The review question was supported by clear inclusion and exclusion criteria. Several sources were searched for relevant studies unrestricted by language and the authors attempted to locate unpublished studies, minimising the likelihood of language and publication bias. Steps were taken to minimise reviewer error and bias. Validity was assessed using specified criteria and the results reported. Data were pooled where possible and statistical heterogeneity assessed. Overall, this was a well-conducted review and the authors' conclusions are likely to be reliable.

Practice: the authors suggested that the polarity of the most recent episode (depressive/manic) was a useful way of guiding therapy for patients.

Research: Further studies were needed on the adverse effects of all treatments, the differential effects of agents in bipolar I and II and rapid cycling, and the effects of lithium with SSRI (selective serotonin reuptake inhibitor). In addition, good quality trials of valporate, combination therapy, psychosocial interventions and the disorder in children were required.

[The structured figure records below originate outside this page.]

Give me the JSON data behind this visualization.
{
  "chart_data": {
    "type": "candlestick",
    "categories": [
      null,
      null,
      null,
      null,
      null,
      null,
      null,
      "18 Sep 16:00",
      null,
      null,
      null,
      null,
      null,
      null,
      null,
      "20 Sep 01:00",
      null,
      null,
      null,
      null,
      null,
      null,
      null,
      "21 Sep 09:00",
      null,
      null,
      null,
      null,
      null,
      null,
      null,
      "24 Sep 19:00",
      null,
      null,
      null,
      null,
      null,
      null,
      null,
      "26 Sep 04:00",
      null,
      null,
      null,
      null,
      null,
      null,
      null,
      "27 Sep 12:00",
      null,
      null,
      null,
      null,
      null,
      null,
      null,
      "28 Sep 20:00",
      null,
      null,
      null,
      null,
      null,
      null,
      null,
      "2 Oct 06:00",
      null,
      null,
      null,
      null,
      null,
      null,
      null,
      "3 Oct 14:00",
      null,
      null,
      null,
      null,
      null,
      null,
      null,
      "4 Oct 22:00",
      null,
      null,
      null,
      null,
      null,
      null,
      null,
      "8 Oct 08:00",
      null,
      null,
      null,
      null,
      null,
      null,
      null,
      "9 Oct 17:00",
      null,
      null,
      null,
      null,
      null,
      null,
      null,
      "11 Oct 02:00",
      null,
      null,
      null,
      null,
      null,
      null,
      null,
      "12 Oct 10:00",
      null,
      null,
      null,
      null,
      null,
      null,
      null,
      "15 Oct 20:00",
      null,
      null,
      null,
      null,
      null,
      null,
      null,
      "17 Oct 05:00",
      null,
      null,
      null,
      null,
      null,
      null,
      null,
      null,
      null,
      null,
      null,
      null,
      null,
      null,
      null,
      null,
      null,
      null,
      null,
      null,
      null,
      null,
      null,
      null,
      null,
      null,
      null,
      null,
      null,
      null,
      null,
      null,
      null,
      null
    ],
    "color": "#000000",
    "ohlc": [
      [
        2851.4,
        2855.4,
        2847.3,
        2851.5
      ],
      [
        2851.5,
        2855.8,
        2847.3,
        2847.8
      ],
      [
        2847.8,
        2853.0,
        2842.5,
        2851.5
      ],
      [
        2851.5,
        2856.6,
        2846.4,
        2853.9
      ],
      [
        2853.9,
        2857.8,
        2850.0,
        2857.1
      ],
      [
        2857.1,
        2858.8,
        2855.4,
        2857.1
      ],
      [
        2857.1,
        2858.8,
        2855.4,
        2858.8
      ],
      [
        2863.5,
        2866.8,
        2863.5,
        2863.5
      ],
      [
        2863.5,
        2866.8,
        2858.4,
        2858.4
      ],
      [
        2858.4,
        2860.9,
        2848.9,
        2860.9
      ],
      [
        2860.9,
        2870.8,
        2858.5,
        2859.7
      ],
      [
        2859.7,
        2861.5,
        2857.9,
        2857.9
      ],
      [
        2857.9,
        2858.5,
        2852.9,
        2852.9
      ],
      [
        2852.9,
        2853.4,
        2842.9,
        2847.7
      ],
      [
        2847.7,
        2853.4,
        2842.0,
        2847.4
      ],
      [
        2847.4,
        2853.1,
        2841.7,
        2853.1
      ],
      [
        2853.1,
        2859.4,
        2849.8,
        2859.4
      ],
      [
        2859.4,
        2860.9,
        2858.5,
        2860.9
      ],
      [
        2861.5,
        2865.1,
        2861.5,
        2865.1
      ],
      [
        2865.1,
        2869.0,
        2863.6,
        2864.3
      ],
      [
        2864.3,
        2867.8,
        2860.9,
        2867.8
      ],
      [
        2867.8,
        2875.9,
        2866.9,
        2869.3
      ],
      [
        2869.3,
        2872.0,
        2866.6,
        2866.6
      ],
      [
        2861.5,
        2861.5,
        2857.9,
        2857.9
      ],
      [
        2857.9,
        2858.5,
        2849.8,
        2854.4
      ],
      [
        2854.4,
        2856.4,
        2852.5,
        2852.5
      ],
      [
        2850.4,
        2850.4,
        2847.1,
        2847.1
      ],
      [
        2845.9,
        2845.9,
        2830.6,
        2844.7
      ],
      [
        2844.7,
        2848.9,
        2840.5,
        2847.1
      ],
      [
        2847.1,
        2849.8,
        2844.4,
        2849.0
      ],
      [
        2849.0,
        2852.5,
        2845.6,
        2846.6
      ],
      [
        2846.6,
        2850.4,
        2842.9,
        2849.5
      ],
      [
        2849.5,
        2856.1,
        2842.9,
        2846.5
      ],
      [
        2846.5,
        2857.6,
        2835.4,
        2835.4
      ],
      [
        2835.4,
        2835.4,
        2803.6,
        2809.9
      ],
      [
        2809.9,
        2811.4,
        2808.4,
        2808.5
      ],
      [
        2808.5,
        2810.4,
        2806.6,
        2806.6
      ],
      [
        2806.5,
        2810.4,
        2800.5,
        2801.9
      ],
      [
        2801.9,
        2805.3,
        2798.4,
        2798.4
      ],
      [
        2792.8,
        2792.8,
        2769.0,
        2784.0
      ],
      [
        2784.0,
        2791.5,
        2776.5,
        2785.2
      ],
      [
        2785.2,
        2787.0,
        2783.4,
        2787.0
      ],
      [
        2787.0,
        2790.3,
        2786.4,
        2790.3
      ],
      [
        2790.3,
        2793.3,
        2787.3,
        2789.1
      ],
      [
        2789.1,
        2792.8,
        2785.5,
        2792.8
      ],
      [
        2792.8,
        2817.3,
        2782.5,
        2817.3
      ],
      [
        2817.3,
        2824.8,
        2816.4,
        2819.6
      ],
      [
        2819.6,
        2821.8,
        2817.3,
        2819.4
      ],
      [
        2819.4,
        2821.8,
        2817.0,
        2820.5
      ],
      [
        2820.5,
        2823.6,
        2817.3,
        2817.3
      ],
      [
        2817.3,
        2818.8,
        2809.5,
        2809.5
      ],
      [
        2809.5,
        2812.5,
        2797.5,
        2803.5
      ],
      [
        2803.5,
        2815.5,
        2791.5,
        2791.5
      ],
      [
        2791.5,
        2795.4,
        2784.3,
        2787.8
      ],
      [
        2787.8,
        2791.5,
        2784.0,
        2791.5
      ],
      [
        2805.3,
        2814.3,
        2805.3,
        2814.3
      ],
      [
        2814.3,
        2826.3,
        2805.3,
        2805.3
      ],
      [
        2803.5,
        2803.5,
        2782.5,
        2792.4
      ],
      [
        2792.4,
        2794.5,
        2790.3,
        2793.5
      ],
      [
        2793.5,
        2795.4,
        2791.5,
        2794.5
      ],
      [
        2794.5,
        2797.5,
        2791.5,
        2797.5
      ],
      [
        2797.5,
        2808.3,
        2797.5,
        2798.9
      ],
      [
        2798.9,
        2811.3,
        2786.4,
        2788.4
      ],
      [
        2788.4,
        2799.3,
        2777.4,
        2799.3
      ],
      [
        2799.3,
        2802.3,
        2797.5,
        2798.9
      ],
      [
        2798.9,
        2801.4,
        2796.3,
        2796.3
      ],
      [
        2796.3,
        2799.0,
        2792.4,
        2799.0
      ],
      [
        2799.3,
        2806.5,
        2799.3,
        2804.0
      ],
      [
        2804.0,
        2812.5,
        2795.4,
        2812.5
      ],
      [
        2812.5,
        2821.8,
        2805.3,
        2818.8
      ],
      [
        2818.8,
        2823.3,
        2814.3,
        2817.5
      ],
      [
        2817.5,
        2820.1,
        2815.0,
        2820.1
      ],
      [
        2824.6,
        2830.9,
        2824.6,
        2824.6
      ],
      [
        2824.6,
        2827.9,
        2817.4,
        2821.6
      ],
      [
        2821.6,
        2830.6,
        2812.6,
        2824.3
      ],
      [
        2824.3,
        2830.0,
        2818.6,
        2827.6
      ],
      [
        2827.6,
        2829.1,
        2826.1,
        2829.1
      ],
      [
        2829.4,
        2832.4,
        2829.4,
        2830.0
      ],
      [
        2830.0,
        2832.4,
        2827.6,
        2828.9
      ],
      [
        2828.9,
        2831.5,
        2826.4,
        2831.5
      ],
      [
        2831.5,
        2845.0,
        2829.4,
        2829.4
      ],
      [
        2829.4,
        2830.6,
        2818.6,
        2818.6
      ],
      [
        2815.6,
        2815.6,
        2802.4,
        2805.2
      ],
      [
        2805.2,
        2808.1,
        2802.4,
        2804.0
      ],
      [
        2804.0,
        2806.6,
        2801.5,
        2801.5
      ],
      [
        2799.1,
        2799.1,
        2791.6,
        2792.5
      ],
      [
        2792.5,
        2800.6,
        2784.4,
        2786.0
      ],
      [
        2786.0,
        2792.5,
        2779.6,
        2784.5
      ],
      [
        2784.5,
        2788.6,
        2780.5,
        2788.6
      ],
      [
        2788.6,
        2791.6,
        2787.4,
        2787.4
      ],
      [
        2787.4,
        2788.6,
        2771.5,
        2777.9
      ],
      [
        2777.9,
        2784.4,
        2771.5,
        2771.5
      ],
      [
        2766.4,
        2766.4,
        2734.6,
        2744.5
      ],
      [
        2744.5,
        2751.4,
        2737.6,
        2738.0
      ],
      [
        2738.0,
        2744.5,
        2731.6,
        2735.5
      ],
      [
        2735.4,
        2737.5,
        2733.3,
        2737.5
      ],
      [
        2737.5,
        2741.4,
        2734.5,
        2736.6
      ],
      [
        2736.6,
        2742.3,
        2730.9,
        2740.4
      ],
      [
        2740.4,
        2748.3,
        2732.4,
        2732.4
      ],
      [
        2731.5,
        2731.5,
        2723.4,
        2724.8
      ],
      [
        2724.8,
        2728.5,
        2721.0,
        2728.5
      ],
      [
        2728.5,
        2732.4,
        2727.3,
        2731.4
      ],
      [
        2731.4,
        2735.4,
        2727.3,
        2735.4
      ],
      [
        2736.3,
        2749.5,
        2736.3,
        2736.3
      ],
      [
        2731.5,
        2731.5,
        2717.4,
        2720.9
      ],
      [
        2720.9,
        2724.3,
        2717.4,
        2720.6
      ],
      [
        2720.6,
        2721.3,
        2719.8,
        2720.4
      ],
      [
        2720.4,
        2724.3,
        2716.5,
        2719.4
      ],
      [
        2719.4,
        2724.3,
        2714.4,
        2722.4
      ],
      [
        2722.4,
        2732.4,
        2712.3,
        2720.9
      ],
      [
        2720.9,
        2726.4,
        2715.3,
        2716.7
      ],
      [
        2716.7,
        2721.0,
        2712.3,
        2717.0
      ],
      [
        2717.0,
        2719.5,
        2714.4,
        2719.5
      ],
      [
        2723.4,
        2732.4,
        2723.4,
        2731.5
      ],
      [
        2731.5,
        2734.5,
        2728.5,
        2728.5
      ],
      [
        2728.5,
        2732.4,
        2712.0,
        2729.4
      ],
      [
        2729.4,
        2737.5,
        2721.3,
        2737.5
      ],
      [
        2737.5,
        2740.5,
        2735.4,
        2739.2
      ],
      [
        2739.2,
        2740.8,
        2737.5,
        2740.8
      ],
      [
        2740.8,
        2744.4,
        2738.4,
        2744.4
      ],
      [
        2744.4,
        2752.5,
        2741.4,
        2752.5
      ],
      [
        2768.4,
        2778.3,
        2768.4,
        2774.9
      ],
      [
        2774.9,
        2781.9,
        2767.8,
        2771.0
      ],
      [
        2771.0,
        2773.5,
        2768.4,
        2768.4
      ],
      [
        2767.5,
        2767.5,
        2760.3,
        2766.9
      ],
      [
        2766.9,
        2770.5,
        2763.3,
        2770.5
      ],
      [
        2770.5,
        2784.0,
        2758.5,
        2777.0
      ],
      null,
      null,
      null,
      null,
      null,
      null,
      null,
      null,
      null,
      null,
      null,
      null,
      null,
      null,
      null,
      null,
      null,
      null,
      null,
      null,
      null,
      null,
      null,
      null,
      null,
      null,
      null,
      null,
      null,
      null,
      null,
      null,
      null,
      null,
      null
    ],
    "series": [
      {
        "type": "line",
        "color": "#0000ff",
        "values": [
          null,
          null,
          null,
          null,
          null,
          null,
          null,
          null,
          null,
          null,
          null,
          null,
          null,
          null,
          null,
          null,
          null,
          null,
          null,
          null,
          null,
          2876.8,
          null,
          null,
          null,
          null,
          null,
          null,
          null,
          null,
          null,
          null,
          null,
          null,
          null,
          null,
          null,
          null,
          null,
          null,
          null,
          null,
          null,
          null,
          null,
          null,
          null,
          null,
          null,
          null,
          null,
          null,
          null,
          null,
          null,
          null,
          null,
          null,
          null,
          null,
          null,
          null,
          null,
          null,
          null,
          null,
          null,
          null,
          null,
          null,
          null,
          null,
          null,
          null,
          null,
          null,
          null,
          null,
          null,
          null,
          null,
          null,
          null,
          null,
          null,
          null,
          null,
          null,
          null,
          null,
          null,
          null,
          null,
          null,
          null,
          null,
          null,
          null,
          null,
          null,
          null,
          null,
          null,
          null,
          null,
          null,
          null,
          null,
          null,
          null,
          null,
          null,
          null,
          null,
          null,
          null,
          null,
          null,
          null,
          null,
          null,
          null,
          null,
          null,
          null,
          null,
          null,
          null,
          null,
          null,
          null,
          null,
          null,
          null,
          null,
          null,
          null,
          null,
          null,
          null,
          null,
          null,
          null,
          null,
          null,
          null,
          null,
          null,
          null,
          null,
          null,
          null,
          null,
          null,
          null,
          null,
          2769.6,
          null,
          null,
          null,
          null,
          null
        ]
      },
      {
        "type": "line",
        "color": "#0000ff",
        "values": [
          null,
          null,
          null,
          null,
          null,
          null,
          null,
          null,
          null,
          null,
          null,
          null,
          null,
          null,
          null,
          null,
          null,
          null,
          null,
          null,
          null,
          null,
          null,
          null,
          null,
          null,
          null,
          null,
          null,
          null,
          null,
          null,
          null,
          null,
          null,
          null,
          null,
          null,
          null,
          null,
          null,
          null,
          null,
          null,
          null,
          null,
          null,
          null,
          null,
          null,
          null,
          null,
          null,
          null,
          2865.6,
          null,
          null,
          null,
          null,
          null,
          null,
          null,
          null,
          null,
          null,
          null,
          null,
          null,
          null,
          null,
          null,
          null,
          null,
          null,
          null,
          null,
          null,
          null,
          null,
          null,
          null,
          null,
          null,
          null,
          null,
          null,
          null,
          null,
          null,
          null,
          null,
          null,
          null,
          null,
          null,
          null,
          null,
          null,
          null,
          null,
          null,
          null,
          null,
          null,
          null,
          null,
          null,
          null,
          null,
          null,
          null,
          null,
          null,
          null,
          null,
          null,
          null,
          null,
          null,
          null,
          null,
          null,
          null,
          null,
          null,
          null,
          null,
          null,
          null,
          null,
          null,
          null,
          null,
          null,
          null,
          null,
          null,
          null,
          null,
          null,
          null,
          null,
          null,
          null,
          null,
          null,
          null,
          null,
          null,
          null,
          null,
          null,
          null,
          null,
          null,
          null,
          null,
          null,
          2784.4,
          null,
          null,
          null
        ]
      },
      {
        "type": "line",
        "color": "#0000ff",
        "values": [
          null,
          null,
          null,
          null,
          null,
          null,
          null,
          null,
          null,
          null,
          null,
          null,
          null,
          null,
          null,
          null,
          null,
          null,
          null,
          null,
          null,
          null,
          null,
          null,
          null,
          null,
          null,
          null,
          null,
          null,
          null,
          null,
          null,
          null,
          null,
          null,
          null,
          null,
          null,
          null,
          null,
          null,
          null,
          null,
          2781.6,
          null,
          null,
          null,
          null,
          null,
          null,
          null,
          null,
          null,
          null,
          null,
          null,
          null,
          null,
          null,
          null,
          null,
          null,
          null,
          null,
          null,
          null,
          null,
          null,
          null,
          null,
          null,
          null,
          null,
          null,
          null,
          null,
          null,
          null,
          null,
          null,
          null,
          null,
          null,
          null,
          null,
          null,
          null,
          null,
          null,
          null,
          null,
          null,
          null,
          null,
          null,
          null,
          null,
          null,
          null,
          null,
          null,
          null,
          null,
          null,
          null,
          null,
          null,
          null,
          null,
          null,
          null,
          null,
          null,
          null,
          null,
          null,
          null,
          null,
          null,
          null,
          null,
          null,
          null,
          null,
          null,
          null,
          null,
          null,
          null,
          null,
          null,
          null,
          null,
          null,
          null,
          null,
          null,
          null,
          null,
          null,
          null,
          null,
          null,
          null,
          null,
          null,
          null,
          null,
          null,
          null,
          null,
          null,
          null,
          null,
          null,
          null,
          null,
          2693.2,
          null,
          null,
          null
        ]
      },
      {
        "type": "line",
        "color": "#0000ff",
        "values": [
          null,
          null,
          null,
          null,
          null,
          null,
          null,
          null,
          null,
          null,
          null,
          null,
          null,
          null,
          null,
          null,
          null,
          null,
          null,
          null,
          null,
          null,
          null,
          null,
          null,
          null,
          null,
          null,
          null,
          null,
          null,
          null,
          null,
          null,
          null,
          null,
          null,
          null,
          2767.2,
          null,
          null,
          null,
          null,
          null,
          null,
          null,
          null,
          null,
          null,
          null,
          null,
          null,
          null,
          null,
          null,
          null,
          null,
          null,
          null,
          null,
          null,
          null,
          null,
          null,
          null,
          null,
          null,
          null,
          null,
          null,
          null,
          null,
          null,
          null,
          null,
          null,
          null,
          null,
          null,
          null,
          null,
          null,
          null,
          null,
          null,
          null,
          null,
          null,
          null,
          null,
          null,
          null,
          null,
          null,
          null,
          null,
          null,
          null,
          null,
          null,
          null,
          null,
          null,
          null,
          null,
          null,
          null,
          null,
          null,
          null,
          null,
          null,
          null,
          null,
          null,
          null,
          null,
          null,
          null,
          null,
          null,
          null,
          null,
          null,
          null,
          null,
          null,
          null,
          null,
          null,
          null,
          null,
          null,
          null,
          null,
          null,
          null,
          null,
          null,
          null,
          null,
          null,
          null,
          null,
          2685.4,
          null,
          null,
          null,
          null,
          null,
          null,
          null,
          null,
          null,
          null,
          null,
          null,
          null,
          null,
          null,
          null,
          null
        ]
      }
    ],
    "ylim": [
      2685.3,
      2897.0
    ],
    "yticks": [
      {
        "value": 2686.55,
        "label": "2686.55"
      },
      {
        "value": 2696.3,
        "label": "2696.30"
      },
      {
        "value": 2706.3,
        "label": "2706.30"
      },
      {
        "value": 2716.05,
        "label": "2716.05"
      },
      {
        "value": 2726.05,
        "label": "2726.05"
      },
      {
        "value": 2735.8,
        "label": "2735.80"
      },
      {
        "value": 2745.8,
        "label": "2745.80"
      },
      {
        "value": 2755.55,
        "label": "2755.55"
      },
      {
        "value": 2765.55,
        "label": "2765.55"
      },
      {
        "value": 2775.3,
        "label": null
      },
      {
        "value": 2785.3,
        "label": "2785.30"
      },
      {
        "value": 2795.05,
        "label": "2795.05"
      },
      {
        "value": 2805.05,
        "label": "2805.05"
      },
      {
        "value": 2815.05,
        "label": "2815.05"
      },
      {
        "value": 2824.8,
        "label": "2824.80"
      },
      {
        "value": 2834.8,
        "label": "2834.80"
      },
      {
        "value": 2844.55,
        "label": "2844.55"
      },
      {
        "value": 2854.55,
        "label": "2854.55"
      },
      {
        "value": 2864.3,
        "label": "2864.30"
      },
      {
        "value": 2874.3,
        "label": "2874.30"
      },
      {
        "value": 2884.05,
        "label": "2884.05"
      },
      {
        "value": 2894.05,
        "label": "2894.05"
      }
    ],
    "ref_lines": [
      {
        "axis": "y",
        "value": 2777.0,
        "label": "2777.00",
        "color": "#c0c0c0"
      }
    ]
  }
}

HTA programme project number 05/35/01

Beynon S, Soares-Weiser K, Woolacott N et al. Psychosocial interventions for the prevention of relapse in bipolar disorder: a systematic review of controlled trials. Br J Psychiatry 2008;192:5-11.

Beynon S, Soares-Weiser K, Woolacott N et al. Pharmacological interventions for the prevention of relapse in bipolar disorder: a systematic review of controlled trials. J Psychopharmacol 2009;23:574-91.

This is a critical abstract of a systematic review that meets the criteria for inclusion on DARE. Each critical abstract contains a brief summary of the review methods, results and conclusions followed by a detailed critical assessment on the reliability of the review and the conclusions drawn.